Pendant ce temps, les pays épargnés par la guerre voyaient les attentats terroristes redoubler de fréquence et d'ingéniosité. Phénomène lié ou pas, la criminalité dans son ensemble connut un pic considérable. Les vols, agressions, meurtres, devinrent monnaie courante au sein des grandes agglomérations. Certains sociologues virent là les symptômes d'un sentiment d'invincibilité. Pour eux, ce syndrome touchait naturellement les jeunes générations qui se trouvaient si éloignées de l'époque où la mort régnait en maîtresse absolue. D'autres chercheurs accusèrent plutôt le désœuvrement et l'ennui d'une population ne travaillant qu'une poignée d'heures par semaine et n'ayant pas de limite claire à la durée de leur existence. La combinaison de ces deux facteurs, respectivement causés par l'automatisation de la société et la génération du traitement de Libération, aboutissaient selon ces scientifiques à une confrontation permanente à l'absurdité de l'existence. En effet, avec l'affaiblissement du concept de « fin » se dégradait celui de « victoire ». Pour les immortels, toute cause paraissait vaine. Or, les petits plaisirs du quotidien ont leurs limites.

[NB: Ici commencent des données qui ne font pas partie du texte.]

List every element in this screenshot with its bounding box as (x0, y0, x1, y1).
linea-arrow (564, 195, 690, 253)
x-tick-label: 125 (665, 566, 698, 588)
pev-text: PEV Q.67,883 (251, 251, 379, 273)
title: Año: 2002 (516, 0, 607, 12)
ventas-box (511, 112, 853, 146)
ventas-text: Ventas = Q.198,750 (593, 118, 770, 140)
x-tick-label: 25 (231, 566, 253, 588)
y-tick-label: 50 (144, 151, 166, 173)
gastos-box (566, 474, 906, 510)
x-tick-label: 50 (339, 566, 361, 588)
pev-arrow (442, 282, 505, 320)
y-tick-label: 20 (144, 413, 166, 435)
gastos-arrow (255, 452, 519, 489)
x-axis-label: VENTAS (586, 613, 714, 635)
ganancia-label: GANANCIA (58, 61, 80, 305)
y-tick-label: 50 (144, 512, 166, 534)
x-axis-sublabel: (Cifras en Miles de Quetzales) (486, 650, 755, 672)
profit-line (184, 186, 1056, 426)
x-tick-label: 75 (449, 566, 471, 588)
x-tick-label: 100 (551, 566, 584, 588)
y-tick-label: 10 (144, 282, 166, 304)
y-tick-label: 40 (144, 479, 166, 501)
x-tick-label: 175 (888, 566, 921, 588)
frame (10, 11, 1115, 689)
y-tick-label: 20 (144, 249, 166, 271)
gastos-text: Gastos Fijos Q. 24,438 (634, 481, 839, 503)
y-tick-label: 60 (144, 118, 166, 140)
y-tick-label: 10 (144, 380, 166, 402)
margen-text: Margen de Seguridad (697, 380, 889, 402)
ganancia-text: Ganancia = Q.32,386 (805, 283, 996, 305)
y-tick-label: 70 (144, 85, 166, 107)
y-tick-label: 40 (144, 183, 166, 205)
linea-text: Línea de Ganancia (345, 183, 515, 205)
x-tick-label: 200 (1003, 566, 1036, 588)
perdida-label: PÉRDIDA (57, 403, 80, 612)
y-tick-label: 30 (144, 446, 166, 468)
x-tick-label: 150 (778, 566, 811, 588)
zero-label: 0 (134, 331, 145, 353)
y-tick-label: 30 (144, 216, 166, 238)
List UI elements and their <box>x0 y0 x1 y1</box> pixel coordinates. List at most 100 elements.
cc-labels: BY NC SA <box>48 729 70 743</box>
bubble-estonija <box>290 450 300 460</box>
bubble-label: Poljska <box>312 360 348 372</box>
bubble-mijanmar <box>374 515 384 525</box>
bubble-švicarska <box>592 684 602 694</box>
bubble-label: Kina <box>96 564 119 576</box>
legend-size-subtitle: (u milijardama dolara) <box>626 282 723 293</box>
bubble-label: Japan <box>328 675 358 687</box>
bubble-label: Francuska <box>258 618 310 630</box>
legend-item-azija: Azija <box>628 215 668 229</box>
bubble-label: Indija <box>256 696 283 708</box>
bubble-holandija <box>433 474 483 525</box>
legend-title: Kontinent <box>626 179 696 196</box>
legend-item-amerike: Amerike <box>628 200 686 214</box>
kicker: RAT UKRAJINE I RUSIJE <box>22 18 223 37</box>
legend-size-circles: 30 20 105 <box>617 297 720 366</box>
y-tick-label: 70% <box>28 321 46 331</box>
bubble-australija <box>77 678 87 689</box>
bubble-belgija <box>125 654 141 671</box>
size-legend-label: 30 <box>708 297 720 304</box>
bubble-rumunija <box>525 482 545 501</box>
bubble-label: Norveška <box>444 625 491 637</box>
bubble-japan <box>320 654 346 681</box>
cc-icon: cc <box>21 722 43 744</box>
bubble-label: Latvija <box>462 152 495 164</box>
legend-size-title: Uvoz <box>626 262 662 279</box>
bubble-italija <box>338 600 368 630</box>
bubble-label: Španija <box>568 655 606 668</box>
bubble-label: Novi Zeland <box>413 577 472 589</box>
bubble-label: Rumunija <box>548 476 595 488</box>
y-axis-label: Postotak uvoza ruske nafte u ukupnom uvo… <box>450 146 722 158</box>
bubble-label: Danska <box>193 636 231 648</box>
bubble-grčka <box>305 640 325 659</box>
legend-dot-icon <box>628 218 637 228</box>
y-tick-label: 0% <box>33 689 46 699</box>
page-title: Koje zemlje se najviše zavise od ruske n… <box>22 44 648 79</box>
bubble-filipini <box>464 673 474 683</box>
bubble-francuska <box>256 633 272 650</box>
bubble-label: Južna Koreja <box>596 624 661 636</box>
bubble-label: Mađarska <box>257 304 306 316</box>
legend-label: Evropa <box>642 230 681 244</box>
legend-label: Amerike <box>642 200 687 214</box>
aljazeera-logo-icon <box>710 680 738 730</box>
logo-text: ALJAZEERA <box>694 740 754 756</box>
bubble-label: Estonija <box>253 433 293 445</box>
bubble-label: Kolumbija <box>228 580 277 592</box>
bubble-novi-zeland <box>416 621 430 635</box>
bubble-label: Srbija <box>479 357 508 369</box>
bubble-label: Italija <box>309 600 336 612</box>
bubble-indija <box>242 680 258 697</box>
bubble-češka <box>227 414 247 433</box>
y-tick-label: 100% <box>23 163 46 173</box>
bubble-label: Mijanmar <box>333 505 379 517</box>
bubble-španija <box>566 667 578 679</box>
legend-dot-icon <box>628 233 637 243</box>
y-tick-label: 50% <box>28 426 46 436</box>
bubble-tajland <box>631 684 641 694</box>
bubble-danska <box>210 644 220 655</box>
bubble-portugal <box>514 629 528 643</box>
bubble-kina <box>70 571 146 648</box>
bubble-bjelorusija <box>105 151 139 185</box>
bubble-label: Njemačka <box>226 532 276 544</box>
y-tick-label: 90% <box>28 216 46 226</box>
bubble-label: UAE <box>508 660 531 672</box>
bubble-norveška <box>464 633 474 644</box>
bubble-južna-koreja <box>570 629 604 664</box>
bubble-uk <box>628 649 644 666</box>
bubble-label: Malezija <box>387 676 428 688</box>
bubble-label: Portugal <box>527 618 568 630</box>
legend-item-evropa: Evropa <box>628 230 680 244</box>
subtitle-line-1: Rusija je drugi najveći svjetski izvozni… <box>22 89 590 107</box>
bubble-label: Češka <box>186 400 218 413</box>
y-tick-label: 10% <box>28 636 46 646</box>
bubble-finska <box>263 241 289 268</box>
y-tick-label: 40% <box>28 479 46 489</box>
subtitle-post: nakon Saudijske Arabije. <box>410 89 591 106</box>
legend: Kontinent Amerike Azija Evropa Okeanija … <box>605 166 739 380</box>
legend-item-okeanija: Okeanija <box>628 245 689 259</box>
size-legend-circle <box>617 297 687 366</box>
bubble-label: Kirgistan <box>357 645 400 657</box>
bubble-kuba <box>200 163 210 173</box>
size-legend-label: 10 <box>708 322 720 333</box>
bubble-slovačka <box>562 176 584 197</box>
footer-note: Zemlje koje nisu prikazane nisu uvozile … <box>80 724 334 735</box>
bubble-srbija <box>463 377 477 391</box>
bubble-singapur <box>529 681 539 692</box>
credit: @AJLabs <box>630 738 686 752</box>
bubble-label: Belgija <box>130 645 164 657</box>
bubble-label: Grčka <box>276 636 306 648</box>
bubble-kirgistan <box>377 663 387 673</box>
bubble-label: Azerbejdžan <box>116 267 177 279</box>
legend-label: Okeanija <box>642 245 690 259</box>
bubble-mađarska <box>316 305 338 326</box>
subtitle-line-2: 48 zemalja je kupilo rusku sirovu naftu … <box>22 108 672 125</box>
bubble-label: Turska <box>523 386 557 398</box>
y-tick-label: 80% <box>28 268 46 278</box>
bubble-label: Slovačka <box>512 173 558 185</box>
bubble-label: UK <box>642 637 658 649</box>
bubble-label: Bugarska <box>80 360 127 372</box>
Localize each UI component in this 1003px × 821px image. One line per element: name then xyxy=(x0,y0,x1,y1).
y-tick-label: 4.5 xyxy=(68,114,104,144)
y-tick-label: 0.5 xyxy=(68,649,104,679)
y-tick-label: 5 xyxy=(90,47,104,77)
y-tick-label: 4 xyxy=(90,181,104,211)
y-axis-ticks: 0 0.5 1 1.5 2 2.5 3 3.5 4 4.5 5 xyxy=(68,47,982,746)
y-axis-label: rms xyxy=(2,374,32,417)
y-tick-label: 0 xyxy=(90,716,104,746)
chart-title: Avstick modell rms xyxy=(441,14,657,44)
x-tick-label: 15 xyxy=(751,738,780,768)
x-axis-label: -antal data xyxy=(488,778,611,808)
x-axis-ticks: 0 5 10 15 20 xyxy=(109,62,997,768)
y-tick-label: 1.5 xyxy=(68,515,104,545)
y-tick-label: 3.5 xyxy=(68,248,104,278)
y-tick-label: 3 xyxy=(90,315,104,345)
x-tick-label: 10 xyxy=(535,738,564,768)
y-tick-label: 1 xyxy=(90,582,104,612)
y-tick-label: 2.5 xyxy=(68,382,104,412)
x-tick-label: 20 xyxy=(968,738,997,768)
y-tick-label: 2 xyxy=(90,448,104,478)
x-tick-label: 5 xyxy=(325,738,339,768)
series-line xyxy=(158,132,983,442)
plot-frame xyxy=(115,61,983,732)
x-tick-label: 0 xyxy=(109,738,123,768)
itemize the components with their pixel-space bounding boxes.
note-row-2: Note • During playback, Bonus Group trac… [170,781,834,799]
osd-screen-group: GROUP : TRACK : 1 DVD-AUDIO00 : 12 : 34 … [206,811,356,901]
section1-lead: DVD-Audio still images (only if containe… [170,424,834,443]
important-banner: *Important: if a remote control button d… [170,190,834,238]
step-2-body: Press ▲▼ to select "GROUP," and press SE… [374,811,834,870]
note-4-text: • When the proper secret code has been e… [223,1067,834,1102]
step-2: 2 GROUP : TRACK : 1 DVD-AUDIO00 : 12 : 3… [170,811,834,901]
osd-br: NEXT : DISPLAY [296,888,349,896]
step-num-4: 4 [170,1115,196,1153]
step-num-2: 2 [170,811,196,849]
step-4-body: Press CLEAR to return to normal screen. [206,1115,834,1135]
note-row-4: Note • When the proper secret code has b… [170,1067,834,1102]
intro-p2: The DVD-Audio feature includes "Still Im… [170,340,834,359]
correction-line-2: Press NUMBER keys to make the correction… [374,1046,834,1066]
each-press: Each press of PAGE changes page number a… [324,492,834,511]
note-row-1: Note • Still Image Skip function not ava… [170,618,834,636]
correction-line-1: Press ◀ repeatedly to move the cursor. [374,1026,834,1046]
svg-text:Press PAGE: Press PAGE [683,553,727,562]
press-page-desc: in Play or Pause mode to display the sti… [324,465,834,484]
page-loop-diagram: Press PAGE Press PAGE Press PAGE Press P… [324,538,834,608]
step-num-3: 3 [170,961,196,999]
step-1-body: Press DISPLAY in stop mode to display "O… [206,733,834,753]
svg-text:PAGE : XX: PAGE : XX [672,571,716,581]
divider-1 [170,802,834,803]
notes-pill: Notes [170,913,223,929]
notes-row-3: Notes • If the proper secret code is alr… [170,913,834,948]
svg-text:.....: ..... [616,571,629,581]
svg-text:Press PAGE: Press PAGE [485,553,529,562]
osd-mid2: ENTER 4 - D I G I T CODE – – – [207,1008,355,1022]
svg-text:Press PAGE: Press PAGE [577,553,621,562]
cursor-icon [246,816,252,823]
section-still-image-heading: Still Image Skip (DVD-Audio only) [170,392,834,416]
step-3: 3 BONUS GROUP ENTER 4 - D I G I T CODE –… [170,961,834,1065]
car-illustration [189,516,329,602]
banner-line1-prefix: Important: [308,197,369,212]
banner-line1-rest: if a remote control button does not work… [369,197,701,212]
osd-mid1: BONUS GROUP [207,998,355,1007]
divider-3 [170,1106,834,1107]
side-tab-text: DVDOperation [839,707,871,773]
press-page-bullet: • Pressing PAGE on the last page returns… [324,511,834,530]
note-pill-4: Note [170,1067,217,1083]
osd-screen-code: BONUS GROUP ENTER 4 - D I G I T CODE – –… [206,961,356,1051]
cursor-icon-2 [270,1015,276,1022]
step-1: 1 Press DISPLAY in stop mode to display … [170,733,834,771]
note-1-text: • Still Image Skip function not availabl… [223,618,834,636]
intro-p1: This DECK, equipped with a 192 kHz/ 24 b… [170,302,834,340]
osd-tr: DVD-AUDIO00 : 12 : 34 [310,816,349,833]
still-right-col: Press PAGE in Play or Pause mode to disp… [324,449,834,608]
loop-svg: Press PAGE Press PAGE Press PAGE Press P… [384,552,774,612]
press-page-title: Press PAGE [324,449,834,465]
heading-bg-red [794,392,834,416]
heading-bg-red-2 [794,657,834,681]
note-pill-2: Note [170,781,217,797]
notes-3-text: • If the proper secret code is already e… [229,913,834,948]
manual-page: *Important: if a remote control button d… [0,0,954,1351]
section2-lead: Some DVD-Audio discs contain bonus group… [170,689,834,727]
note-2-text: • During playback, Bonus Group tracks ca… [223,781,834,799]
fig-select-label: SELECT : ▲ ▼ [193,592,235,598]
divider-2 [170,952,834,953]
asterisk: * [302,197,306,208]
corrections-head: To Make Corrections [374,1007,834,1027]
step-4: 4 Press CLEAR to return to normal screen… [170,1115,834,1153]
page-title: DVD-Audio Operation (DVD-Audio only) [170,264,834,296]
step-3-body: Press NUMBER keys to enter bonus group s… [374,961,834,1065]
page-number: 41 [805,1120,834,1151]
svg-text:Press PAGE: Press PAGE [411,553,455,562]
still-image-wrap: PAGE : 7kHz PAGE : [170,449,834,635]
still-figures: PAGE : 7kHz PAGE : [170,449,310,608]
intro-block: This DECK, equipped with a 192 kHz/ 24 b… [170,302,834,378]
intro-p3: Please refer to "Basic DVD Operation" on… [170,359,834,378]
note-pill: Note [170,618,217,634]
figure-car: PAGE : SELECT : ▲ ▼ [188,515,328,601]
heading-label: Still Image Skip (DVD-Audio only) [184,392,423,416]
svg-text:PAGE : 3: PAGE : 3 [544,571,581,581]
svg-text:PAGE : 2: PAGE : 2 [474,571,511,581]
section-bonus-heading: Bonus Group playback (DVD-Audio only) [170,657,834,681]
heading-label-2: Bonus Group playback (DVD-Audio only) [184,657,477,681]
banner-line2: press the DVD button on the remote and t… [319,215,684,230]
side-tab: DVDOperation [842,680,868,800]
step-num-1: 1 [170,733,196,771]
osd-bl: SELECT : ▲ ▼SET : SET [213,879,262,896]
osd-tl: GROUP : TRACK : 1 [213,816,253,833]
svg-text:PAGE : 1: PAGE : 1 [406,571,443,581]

Il était difficile de trancher, mais quelles que fussent les causes du malheur, ses conséquences restèrent terribles. Ceux qui pouvait se terrer de plus belle le firent, les autres montèrent des milices et des patrouilles de drones. On répondit ainsi à la violence par la violence.


La mort avait signé son grand retour.

Chassée par la porte, elle était revenue par la fenêtre. Les guerres et les meurtres n'avaient jamais connu pareille époque florissante.


Cent ans passèrent donc après l'annonce de la première Libération.

Cent ans à peine, et déjà tant de changements.

Le jubilé fut une grande fête mondiale, on ne peut le nier.

Une étape importante qui fut l'occasion de réunir de nombreux chefs d'état pour discuter, en secret, de l'éventualité d'un arrêt du traitement. On envisagea de créer quelque prétexte fallacieux pour rendre aux populations leur caractère mortel. Mais la conspiration ne tint pas et la Libération continua sa lutte inégale contre une Mort qui occupait désormais toutes les pensées.


Et puis…

On fêta les cent dix ans… les cent vingt ans…

L'humanité poursuivit sa route chaotique.


Les immortels, les délaissés, les révolutionnaires et les conservateurs poursuivirent leur lutte incessante, sous des formes toujours renouvelées et des prétextes toujours admirablement justifiés.

On apprit un jour qu'un militant pro-Libération, torturé chaque jour et maintenu en vie par des geôliers consciencieux, était resté enfermé durant près de cent quarante ans dans une pièce de cinq mètres carrés sans fenêtre.